Even in this weird place with a bunch of brainless holograms constantly making out with each other, he couldn't get any respect! The Shocker frowned, which went unnoticed because he was wearing a full face mask.

"And someone was mocking you?" asked 'Anastasia'.

"Yeah! It was those mean robots! They said my costume was dumb! And that I was dumb too!" cried the Shocker.

"You do look pretty ridiculous." she replied.

"You're one to talk!" he shouted back.

'Anastasia' looked herself over, regarding her ludicrious outfit, and shrugged in agreement.

"And anyways, it protects me from the effects of my gauntlets!" whined the Shocker.

"It's insulated to protect you from electric blasts?" she asked.

"What? No! My gauntlets don't shoot electricity, they shoot out concussive blasts!" he answered.

"Then why are you called the Shocker?!?" she questioned.

"B-b-because my gauntlets fire shockwaves!" he stammered.
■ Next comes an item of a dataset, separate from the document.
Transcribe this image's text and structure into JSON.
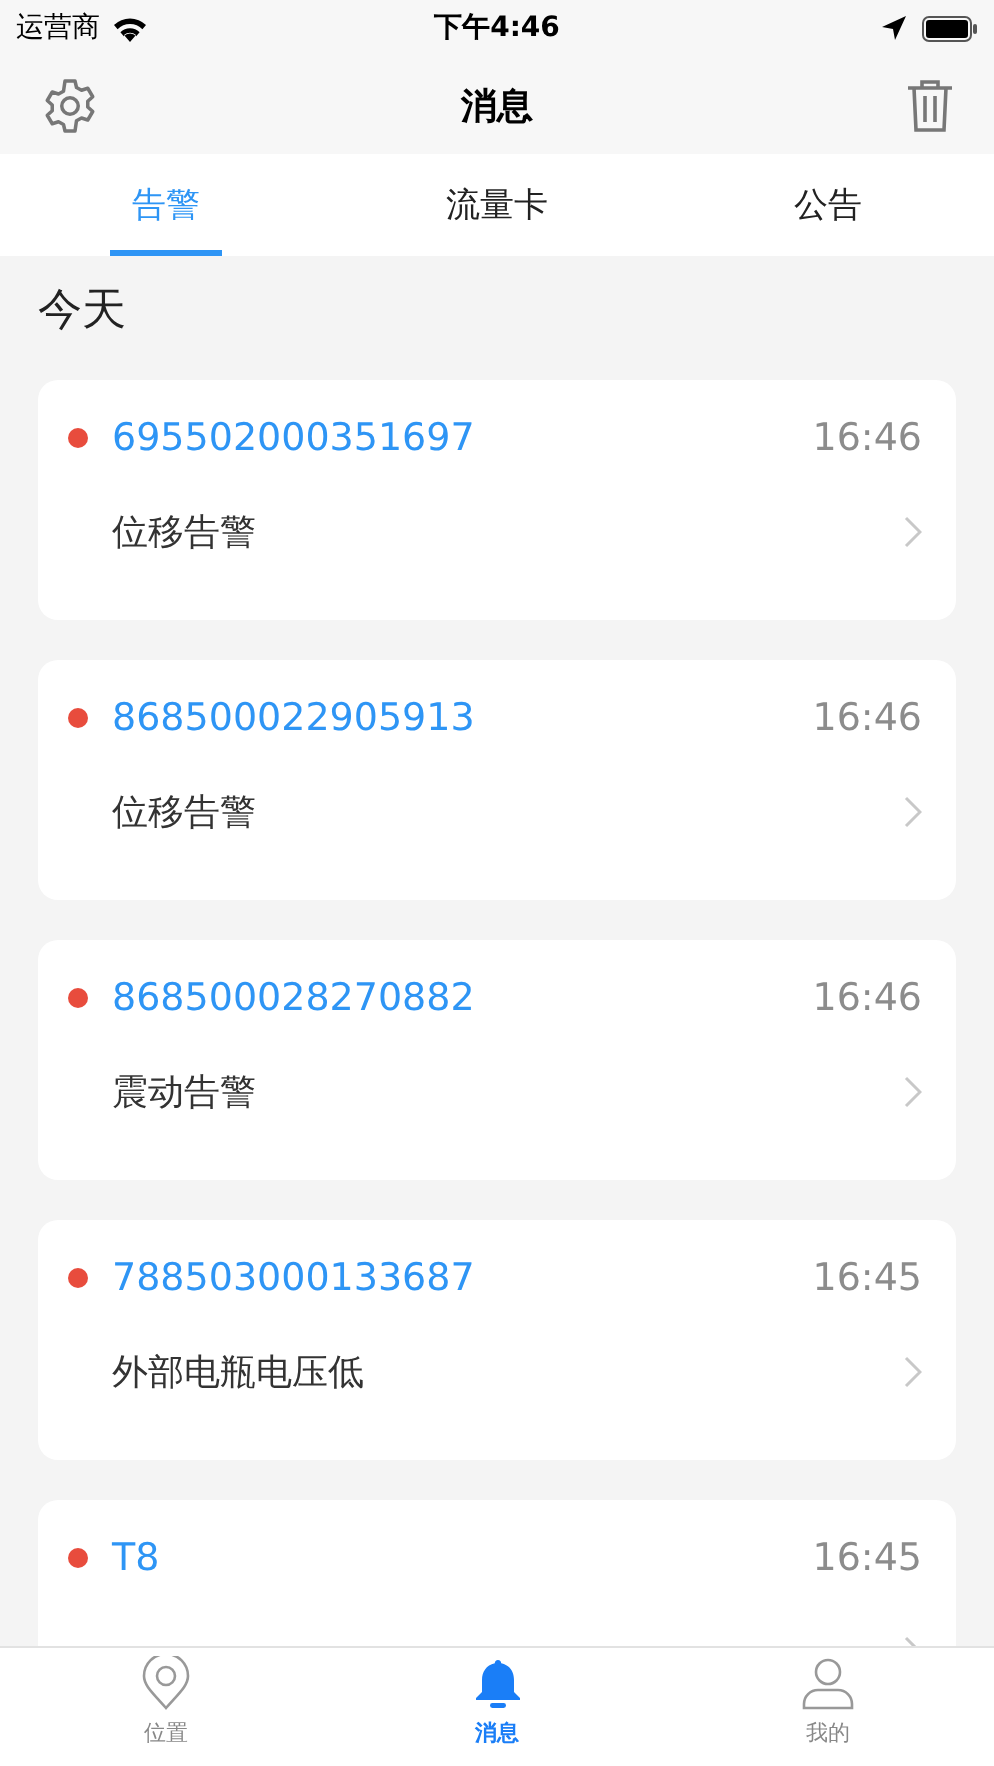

"Then it's a really dumb name! And confusing! Like it's some weird bit of trivia that nerds would pull out to hold over other people!" she fired back.
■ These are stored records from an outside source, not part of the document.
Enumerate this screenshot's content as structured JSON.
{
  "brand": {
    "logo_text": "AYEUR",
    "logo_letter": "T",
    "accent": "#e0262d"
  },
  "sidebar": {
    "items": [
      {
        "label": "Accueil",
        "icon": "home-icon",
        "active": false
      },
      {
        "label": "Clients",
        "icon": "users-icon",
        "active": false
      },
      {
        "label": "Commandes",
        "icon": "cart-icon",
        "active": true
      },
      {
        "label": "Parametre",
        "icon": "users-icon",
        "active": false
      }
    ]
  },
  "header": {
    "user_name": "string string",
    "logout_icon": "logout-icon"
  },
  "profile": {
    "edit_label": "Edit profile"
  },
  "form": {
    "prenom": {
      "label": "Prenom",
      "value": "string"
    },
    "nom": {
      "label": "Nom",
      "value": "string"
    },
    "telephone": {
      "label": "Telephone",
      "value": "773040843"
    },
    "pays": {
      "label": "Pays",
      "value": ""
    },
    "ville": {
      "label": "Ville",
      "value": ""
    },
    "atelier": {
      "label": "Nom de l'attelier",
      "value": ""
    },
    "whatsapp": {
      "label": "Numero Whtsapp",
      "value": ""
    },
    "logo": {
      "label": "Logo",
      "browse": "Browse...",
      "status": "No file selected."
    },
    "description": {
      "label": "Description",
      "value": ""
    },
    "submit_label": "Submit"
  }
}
"Well, it's worked for me so far! I've never had to change it! Trapster used to go by the name Paste-Pot-Pete, and no one holds that over his head! ...I mean, I guess they do, but they don't do it to his face!" complained the Shocker.
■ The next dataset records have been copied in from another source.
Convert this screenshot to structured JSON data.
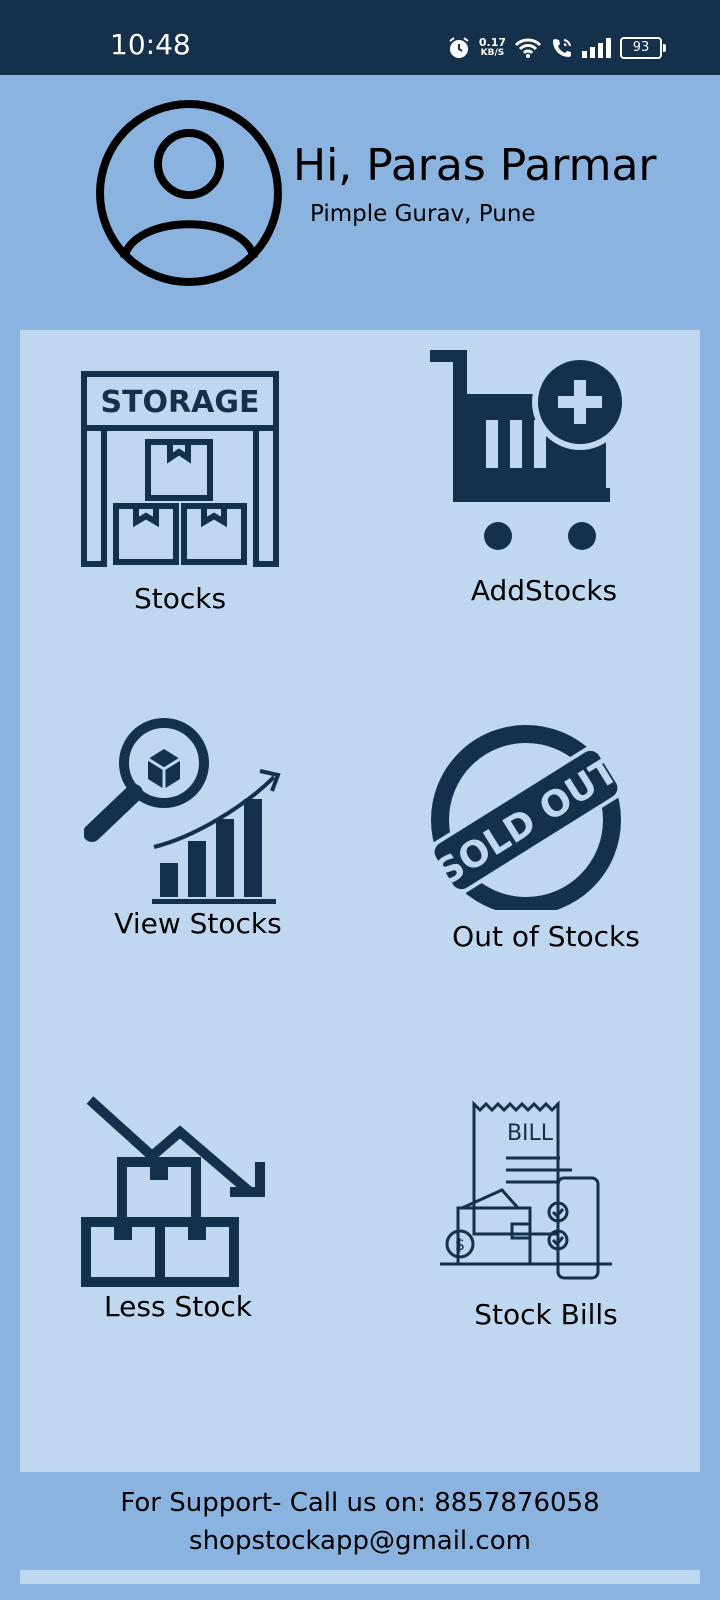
{
  "status_bar": {
    "time": "10:48",
    "network_speed_value": "0.17",
    "network_speed_unit": "KB/S",
    "battery": "93",
    "icons": [
      "alarm-icon",
      "wifi-icon",
      "wifi-call-icon",
      "signal-icon",
      "battery-icon"
    ]
  },
  "profile": {
    "greeting": "Hi, Paras Parmar",
    "location": "Pimple Gurav, Pune",
    "avatar_icon": "user-avatar-icon"
  },
  "menu": {
    "items": [
      {
        "label": "Stocks",
        "icon": "storage-icon"
      },
      {
        "label": "AddStocks",
        "icon": "add-cart-icon"
      },
      {
        "label": "View Stocks",
        "icon": "view-stocks-icon"
      },
      {
        "label": "Out of Stocks",
        "icon": "sold-out-icon"
      },
      {
        "label": "Less Stock",
        "icon": "less-stock-icon"
      },
      {
        "label": "Stock Bills",
        "icon": "bill-icon"
      }
    ],
    "icon_text": {
      "storage": "STORAGE",
      "sold_out": "SOLD OUT",
      "bill": "BILL"
    }
  },
  "support": {
    "line1": "For Support- Call us on: 8857876058",
    "line2": "shopstockapp@gmail.com"
  },
  "colors": {
    "status_bar": "#15304b",
    "background": "#8ab4df",
    "panel": "#c0d8ef",
    "icon": "#15304b"
  }
}
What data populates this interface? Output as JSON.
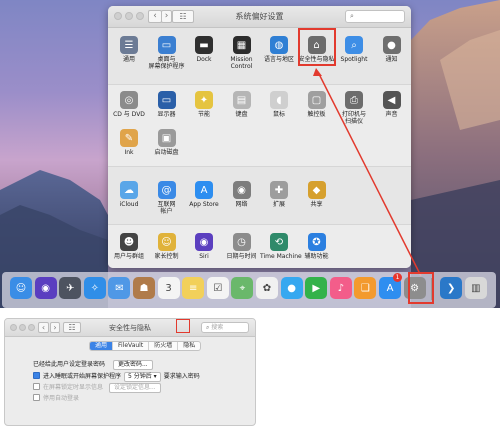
{
  "prefs_window": {
    "title": "系统偏好设置",
    "search_value": "",
    "nav_back": "‹",
    "nav_forward": "›",
    "grid_glyph": "☷",
    "row1": [
      {
        "label": "通用",
        "icon": "general-icon",
        "color": "#6c7b95"
      },
      {
        "label": "桌面与\n屏幕保护程序",
        "icon": "desktop-icon",
        "color": "#3b7fd1"
      },
      {
        "label": "Dock",
        "icon": "dock-icon",
        "color": "#2f2f2f"
      },
      {
        "label": "Mission\nControl",
        "icon": "mission-control-icon",
        "color": "#2c2c2c"
      },
      {
        "label": "语言与地区",
        "icon": "globe-icon",
        "color": "#2f7fd4"
      },
      {
        "label": "安全性与隐私",
        "icon": "house-lock-icon",
        "color": "#6b6b6b"
      },
      {
        "label": "Spotlight",
        "icon": "spotlight-icon",
        "color": "#3e8ee6"
      },
      {
        "label": "通知",
        "icon": "notification-icon",
        "color": "#6e6e6e"
      }
    ],
    "row2": [
      {
        "label": "CD 与 DVD",
        "icon": "cd-icon",
        "color": "#8b8b8b"
      },
      {
        "label": "显示器",
        "icon": "display-icon",
        "color": "#2a5fa8"
      },
      {
        "label": "节能",
        "icon": "bulb-icon",
        "color": "#e5c440"
      },
      {
        "label": "键盘",
        "icon": "keyboard-icon",
        "color": "#b5b5b5"
      },
      {
        "label": "鼠标",
        "icon": "mouse-icon",
        "color": "#cfcfcf"
      },
      {
        "label": "触控板",
        "icon": "trackpad-icon",
        "color": "#9f9f9f"
      },
      {
        "label": "打印机与\n扫描仪",
        "icon": "printer-icon",
        "color": "#6d6d6d"
      },
      {
        "label": "声音",
        "icon": "speaker-icon",
        "color": "#555555"
      }
    ],
    "row2b": [
      {
        "label": "Ink",
        "icon": "ink-icon",
        "color": "#e0a44a"
      },
      {
        "label": "启动磁盘",
        "icon": "disk-icon",
        "color": "#9a9a9a"
      }
    ],
    "row3": [
      {
        "label": "iCloud",
        "icon": "cloud-icon",
        "color": "#5aa6e8"
      },
      {
        "label": "互联网\n帐户",
        "icon": "at-icon",
        "color": "#3b8ae6"
      },
      {
        "label": "App Store",
        "icon": "appstore-icon",
        "color": "#2d8ef0"
      },
      {
        "label": "网络",
        "icon": "network-icon",
        "color": "#7d7d7d"
      },
      {
        "label": "扩展",
        "icon": "puzzle-icon",
        "color": "#9d9d9d"
      },
      {
        "label": "共享",
        "icon": "share-icon",
        "color": "#d6a02e"
      }
    ],
    "row4": [
      {
        "label": "用户与群组",
        "icon": "users-icon",
        "color": "#444444"
      },
      {
        "label": "家长控制",
        "icon": "parental-icon",
        "color": "#e0b23a"
      },
      {
        "label": "Siri",
        "icon": "siri-icon",
        "color": "#5b3fbf"
      },
      {
        "label": "日期与时间",
        "icon": "clock-icon",
        "color": "#8c8c8c"
      },
      {
        "label": "Time Machine",
        "icon": "timemachine-icon",
        "color": "#2f8a6a"
      },
      {
        "label": "辅助功能",
        "icon": "accessibility-icon",
        "color": "#2b7fe0"
      }
    ]
  },
  "dock": {
    "items": [
      {
        "name": "finder-icon",
        "color": "#3a8de6",
        "glyph": "☺"
      },
      {
        "name": "siri-dock-icon",
        "color": "#5a3ec0",
        "glyph": "◉"
      },
      {
        "name": "launchpad-icon",
        "color": "#4d5360",
        "glyph": "✈"
      },
      {
        "name": "safari-icon",
        "color": "#2f8ee8",
        "glyph": "✧"
      },
      {
        "name": "mail-icon",
        "color": "#4f98e6",
        "glyph": "✉"
      },
      {
        "name": "contacts-icon",
        "color": "#b07b4a",
        "glyph": "☗"
      },
      {
        "name": "calendar-icon",
        "color": "#f4f4f4",
        "glyph": "3"
      },
      {
        "name": "notes-icon",
        "color": "#f2d05a",
        "glyph": "≡"
      },
      {
        "name": "reminders-icon",
        "color": "#f4f4f4",
        "glyph": "☑"
      },
      {
        "name": "maps-icon",
        "color": "#6ab86b",
        "glyph": "⌖"
      },
      {
        "name": "photos-icon",
        "color": "#f1f1f1",
        "glyph": "✿"
      },
      {
        "name": "messages-icon",
        "color": "#36a8f0",
        "glyph": "●"
      },
      {
        "name": "facetime-icon",
        "color": "#33b24a",
        "glyph": "▶"
      },
      {
        "name": "itunes-icon",
        "color": "#f35d8a",
        "glyph": "♪"
      },
      {
        "name": "ibooks-icon",
        "color": "#f39a2e",
        "glyph": "❑"
      },
      {
        "name": "appstore-dock-icon",
        "color": "#2e8ef0",
        "glyph": "A"
      },
      {
        "name": "system-preferences-dock-icon",
        "color": "#8d8d8d",
        "glyph": "⚙"
      },
      {
        "name": "vscode-icon",
        "color": "#2a78c8",
        "glyph": "❯"
      },
      {
        "name": "trash-icon",
        "color": "#d8d8d8",
        "glyph": "▥"
      }
    ],
    "appstore_badge": "1"
  },
  "security_window": {
    "title": "安全性与隐私",
    "search_placeholder": "搜索",
    "nav_back": "‹",
    "nav_forward": "›",
    "grid_glyph": "☷",
    "tabs": [
      "通用",
      "FileVault",
      "防火墙",
      "隐私"
    ],
    "password_label": "已经给此用户设定登录密码",
    "change_password_button": "更改密码...",
    "require_password_label": "进入睡眠或开始屏幕保护程序",
    "require_password_value": "5 分钟后",
    "require_password_suffix": "要求输入密码",
    "show_message_label": "在屏幕锁定时显示信息",
    "set_lock_message_button": "设定锁定信息...",
    "disable_auto_login_label": "停用自动登录"
  }
}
She pressed on, "OK, whatever. So the robots made fun of you and you got in your car and drove away crying, or something?"

"Yes! I mean, no! ... I mean, kinda! I didn't cry! B-because they were wrong! My costume is smart and p-practical!" he sputtered.

"Practical, maybe. But definitely not 'smart'" she said, rolling her eyes.

"What do you mean?" he asked.

"You look like you fucked a roll of Bounty paper towels." she replied.


The Shocker considered this a moment, and then activated his gauntlets at full strength and blasted her into a wall. Her spine audibly cracked, and the holographic image that made up her being crackled out of existence. He sighed. Unlike a lot of his fellow supervillains, he wasn't really into murdering, but holograms didn't really count. Still, they were realistic enough to make killing one unsettling.

As the Shocker walked back to his car, he quickly ducked out of the way of a Chevy Malibu barreling down the road. Its passengers were yelling at him but he couldn't really make out what they were saying. The perils of wearing a heavily padded face mask that covered his ears, he supposed.

He got into his car, and it mercifully started without any issue. He gripped the steering wheel and turned his car around, heading back into the mass of kissing holograms. His thumbs caressed the toggle switches on his gauntlets.

"No one's gonna mock the Shocker ever again."
Re: Role-Play Hellhole!
#7320  September 14, 2016, 06:12:02 pm
  • *****
    • Puerto Rico
    • www.youtube.com/user/Darkflares
Looks outside the window.
"Goddamn punks ruining my lawn."
Flips page on his newspaper.
"I knew I should have invested in a new security system."